I've tried, I really have. The Reiki has worked in me a desire to be kinder to myself. However, it was so ingrained in me that I blamed myself for everything that was wrong in my life. Now I believe I understand why.

Last night I felt God so close to me. He explained to me that the reason I have hated myself all of my life is that it has been a SELF DEFENSE MECHANISM from my earliest childhood moments. At first I couldn't grasp it, but the more that I pondered what He was telling me, it started to make sense.

You see, I was powerless to change the abuse that was heaped on me constantly in that home. Now with a little bit of pondering, one can see that this does actually make sense in a sick sort of way.

The thinking goes like this. Being I can't stop you from hating me and abusing me in this fashion, I will hate myself. By doing this, I will take the only control that I can possibly have over this dreadful situation. By hating myself, I will take from you the power to have an affect on me. Yes, you will continue to abuse my body but I WILL STAY IN CONTROL OF MY MIND!!!!!! I chose to hate myself so that you can not think that what you are doing is destroying me. In other words, I WOULD RATHER DESTROY MYSELF THAN THINK THAT YOU HAVE THE POWER TO DO IT TO ME!!!!!!!!!

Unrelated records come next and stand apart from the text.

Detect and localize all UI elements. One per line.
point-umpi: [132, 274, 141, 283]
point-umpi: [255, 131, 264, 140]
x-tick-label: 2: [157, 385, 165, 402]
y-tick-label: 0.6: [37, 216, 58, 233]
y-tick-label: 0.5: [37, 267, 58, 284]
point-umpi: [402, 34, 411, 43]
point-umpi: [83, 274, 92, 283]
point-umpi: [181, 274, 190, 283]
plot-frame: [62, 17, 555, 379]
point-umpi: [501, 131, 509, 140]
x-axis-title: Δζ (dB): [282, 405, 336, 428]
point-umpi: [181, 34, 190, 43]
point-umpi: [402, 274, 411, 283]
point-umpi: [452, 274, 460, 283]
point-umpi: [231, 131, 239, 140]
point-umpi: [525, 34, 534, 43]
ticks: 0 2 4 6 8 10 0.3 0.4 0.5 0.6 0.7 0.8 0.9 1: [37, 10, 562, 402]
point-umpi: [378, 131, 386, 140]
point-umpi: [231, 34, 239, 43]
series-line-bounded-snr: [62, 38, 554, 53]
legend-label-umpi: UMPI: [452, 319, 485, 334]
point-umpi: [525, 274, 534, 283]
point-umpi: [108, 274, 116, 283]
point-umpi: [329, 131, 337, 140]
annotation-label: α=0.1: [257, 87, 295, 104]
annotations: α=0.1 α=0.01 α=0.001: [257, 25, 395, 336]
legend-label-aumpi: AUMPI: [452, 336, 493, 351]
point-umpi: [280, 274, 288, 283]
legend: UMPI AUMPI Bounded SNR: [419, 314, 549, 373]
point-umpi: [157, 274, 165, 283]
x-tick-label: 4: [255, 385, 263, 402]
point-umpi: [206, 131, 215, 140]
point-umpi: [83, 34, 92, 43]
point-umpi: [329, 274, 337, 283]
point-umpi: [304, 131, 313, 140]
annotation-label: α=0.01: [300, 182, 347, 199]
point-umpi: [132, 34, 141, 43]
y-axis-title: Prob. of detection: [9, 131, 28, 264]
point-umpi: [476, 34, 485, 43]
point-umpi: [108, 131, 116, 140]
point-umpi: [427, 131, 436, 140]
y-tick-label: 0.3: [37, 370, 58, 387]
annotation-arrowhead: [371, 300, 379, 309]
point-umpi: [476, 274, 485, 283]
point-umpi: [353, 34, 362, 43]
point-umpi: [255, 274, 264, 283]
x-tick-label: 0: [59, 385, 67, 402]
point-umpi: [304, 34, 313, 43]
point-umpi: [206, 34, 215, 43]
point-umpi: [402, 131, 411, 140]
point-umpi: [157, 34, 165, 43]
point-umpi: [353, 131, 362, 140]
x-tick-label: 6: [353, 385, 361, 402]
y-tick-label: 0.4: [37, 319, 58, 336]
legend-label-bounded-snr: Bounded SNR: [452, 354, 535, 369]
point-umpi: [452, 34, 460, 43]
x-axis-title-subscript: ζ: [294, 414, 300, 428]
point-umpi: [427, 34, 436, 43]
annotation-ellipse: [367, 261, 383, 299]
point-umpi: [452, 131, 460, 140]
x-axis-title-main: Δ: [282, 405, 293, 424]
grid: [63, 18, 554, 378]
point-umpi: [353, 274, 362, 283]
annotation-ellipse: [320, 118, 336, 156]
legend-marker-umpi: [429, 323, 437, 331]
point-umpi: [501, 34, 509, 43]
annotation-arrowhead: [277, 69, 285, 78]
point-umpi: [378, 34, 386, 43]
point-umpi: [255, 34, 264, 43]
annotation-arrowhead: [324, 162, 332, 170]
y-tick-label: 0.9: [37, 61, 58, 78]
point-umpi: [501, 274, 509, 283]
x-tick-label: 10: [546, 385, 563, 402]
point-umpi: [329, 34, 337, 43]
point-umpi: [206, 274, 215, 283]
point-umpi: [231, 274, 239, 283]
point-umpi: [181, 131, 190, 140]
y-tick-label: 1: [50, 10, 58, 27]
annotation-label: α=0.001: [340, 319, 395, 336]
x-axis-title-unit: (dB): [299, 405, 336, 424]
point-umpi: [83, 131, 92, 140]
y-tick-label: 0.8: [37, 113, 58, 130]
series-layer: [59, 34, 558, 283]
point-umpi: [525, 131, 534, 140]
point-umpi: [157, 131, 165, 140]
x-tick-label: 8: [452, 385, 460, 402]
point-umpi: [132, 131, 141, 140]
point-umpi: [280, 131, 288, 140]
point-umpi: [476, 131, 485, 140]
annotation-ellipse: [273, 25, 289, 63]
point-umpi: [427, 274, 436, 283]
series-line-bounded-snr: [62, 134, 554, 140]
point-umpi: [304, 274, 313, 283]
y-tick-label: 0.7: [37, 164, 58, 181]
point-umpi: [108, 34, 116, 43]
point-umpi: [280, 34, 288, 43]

WOW--I was trembling as this nighttime revelation poured new understanding into my whole life. It took a long time to settle down after that, but when I did, I slept like a baby. I know that my life will never be the same and I am SO GLAD!!!!!!!!!!!!!!!!!

I praise God who has been my nighttime companion through all of the horrible moments of my life. I praise Him, especially, for what He shared with me last night. WOW!!!!!!!!!!!!!!!!!!!!!!!!!!!!

Sometime people say to me, "How can you share such personal things with the world?" It's like this, I'm here for a reason. I survived all that I have survived for a reason and that reason is to give others who have lived such nightmares HOPE.

CLING TO THE LORD FOR HE IS A HIGH TOWER TO ALL WHO ARE WEAK!!!!!!!!!!!!!!!!!!!!

Please pray for me today, dear friends!

Dawn

1 comment:

Kimberly said...

What a freeing revelation. You are brave for sharing your thoughts in this way. I admire this in you. Blessings to you, dear Dawn. Loved talking to you last night.